= David Yetman =

American academic

David Albert Yetman (born 1941) is an American academic expert on the State of Sonora in northwestern Mexico, and an Emmy Award-winning television presenter on the world's deserts. He is a research social scientist at the University of Arizona.

==Background==
Yetman was born in New Jersey. His father was a minister for the Methodist Church. Following the onset of acute asthma, his family moved with him to the dry climate of southern Arizona when he was a teenager. They arrived in Duncan, Arizona, in 1954 and then moved to Prescott in 1955, where Yetman went to Prescott High School.

Remaining in southern Arizona, he began trading carvings in the 1970s made by the Seri Indians of Sonora, Mexico and began to investigate their livelihoods and culture (Yetman 1988). He also worked in the Chiricahua Mountains. He completed a PhD in philosophy (University of Arizona, 1972). In 1977 he ran for political office and was elected to the Pima County Board of Supervisors as a Democrat, serving until 1988. He used this role to preserve public lands in and around Tucson. He then worked as Executive Director of the Tucson Audubon Society, and then from 1992, joined the University of Arizona’s Southwest Center as Research Social Scientist.
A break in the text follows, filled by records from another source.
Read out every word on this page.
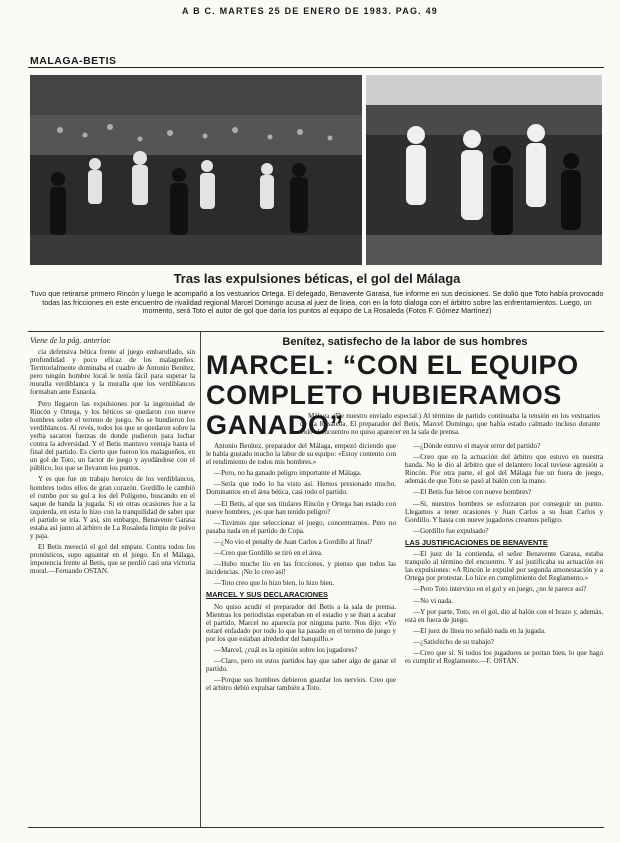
A B C. MARTES 25 DE ENERO DE 1983. PAG. 49
MALAGA-BETIS
Tras las expulsiones béticas, el gol del Málaga
Tuvo que retirarse primero Rincón y luego le acompañó a los vestuarios Ortega. El delegado, Benavente Garasa, fue informe en sus decisiones. Se dolió que Toto había provocado todas las fricciones en este encuentro de rivalidad regional Marcel Domingo acusa al juez de línea, con en la foto dialoga con el árbitro sobre las enfrentamientos. Luego, un momento, será Toto el autor de gol que daría los puntos al equipo de La Rosaleda (Fotos F. Gómez Martínez)
Viene de la pág. anterior.

cia defensiva bética frente al juego embarullado, sin profundidad y poco eficaz de los malagueños. Territorialmente dominaba el cuadro de Antonio Benítez, pero ningún hombre local le tenía fácil para superar la muralla verdiblanca y la muralla que los verdiblancos formaban ante Esnaola.

Pero llegaron las expulsiones por la ingenuidad de Rincón y Ortega, y los béticos se quedaron con nueve hombres sobre el terreno de juego. No se hundieron los verdiblancos. Al revés, todos los que se quedaron sobre la yerba sacaron fuerzas de donde pudieron para luchar contra la adversidad. Y el Betis mantuvo ventaja hasta el final del partido. Es cierto que fueron los malagueños, en un gol de Toto, un factor de juego y ayudándose con el público, los que se llevaron los puntos.

Y es que fue un trabajo heroico de los verdiblancos, hombres todos ellos de gran corazón. Gordillo le cambió el rumbo por su gol a los del Polígono, buscando en el saque de banda la jugada. Si en otras ocasiones fue a la izquierda, en esta lo hizo con la tranquilidad de saber que el partido se iría. Y así, sin embargo, Benavente Garasa estaba así junto al árbitro de La Rosaleda limpio de polvo y paja.

El Betis mereció el gol del empate. Contra todos los pronósticos, supo aguantar en el juego. En el Málaga, impotencia frente al Betis, que se perdió casi una victoria moral.—Fernando OSTAN.

Benítez, satisfecho de la labor de sus hombres
MARCEL: “CON EL EQUIPO COMPLETO HUBIERAMOS GANADO”

Málaga. (De nuestro enviado especial.) Al término de partido continuaba la tensión en los vestuarios de La Rosaleda. El preparador del Betis, Marcel Domingo, que había estado calmado incluso durante todo el encuentro no quiso aparecer en la sala de prensa.

Antonio Benítez, preparador del Málaga, empezó diciendo que le había gustado mucho la labor de su equipo: «Estoy contento con el rendimiento de todos mis hombres.»

—Pero, no ha ganado peligro importante el Málaga.

—Sería que todo lo ha visto así. Hemos presionado mucho. Dominamos en el área bética, casi todo el partido.

—El Betis, al que sus titulares Rincón y Ortega han estado con nueve hombres, ¿es que han tenido peligro?

—Tuvimos que seleccionar el juego, concentrarnos. Pero no pasaba nada en el partido de Copa.

—¿No vio el penalty de Juan Carlos a Gordillo al final?

—Creo que Gordillo se tiró en el área.

—Hubo mucho lío en las fricciones, y pienso que todos las incidencias. ¡No lo creo así!

—Toto creo que lo hizo bien, lo hizo bien.

MARCEL Y SUS DECLARACIONES

No quiso acudir el preparador del Betis a la sala de prensa. Mientras los periodistas esperaban en el estadio y se iban a acabar el partido, Marcel no aparecía por ninguna parte. Nos dijo: «Yo estaré enfadado por todo lo que ha pasado en el terreno de juego y por los que estaban alrededor del banquillo.»

—Marcel, ¿cuál es la opinión sobre los jugadores?

—Claro, pero en estos partidos hay que saber algo de ganar el partido.

—Porque sus hombres debieron guardar los nervios. Creo que el árbitro debió expulsar también a Toto.

—¿Dónde estuvo el mayor error del partido?

—Creo que en la actuación del árbitro que estuvo en nuestra banda. No le dio al árbitro que el delantero local tuviese agresión a Rincón. Por otra parte, el gol del Málaga fue un fuera de juego, además de que Toto se pasó al balón con la mano.

—El Betis fue héroe con nueve hombres?

—Sí, nuestros hombres se esforzaron por conseguir un punto. Llegamos a tener ocasiones y Juan Carlos a su Juan Carlos y Gordillo. Y hasta con nueve jugadores creamos peligro.

—Gordillo fue expulsado?

LAS JUSTIFICACIONES DE BENAVENTE

—El juez de la contienda, el señor Benavente Garasa, estaba tranquilo al término del encuentro. Y así justificaba su actuación en las expulsiones: «A Rincón le expulsé por segunda amonestación y a Ortega por protestar. Lo hice en cumplimiento del Reglamento.»

—Pero Toto intervino en el gol y en juego, ¿no le parece así?

—No vi nada.

—Y por parte, Toto, en el gol, dio al balón con el brazo y, además, está en fuera de juego.

—El juez de línea no señaló nada en la jugada.

—¿Satisfecho de su trabajo?

—Creo que sí. Si todos los jugadores se portan bien, lo que hago es cumplir el Reglamento.—F. OSTAN.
Yetman's TV career as host of The Desert Speaks began in 2000, a series lasting 9 years. His Emmy Award-winning PBS series In the Americas with David Yetman began in 2011 and deals with quirky and interesting corners of the Western Hemisphere. As of 2024, ten seasons of ten episodes each have aired and a season 11 is being promoted.

Yetman lives in Tucson.

==Contributions==
Yetman is a 'voice' for desert regions and their peoples. Like colleagues at the University of Arizona, Gary Nabhan, Tom Sheridan and Joe Wilder, his focus is on the desert regions of south-west USA and Northern Mexico. He specializes in the plants, geography and the lifeways and cultures of the region's indigenous peoples, particularly in northwestern Mexico. By 2010 he estimated he had crossed the US-Mexican border 500 times. His publications date back to the 1980s and often deal with the plant use of particular tribes and peoples.

==Books==
- Yetman, D.A. 1988. Where the desert meets the sea: a trader in the land of the Seri Indians.. Tucson: Pepper Press.
- Yetman, D.A. 1988. Scattered round stones: a Mayo village in Sonora, Mexico. Albuquerque: University of New Mexico Press
- Martin P.S., D.A. Yetman, M. Fishbein, P. Jenkins, T.R. van Devender, R.K. Wilson. 1998. Gentry's Río Mayo plants: the tropical deciduous forest & environs of northwest Mexico.
- Yetman, D.A. 1996. Sonora: an intimate geography. Albuquerque: University of New Mexico Press.
- Yetman, D.A. and TR. van Devender. 2002. Mayo ethnobotany: land history, and traditional knowledge in Northwest Mexico.. University of California Press.
- Yetman, D.A. 2002. Hidden People: The Guarijíos of Northwest Mexico and their ethnobotany.. Albuquerque: University of New Mexico Press.
- Yetman, D.A. 2006. The organ pipe cactus. Tucson: University of Arizona Press.
- Yetman, D.A. 2007. The Great Cacti: ethnobotany and biogeography. Tucson: University of Arizona Press.
- Yetman, D.A. 2009. 50 Common edible and useful plants of the Southwest. Tucson: Western National Parks Association.
- Yetman, D.A. and DL Shaul. 2010. The Ópatas: in search of a Sonoran people. Tucson: University of Arizona Press.
- Yetman, D.A. 2012. Conflict in colonial Sonora : Indians, priests, and settlers. Albuquerque: University of New Mexico Press.
- Yetman, D.A. 2020. "The Saguaro Cactus : A Natural History". Tucson : University of Arizona Press.
- Yetman, D.A. 2021. "Natural Landmarks of Arizona". Tucson : University of Arizona Press.

==Media==
- Host of the APT KUAT TV series, The Desert Speaks 2000-2009.
- Host of In the Americas PBS TV series (2011-), eight seasons of 10 episodes each here

==Awards==
- Emmy Award in 2007 for documentary television work, The Desert Speaks
- Emmy Award in 2014 for PBS documentary television work, In the Americas with David Yetman.
- The David Yetman Award for Exhibiting or Promoting Conservation in Southern Arizona is awarded yearly by the Tucson Audubon Society.
- There is a 5.4 mi long David Yetman Trail in the mountains west of Tucson, named in honour of his conservation efforts.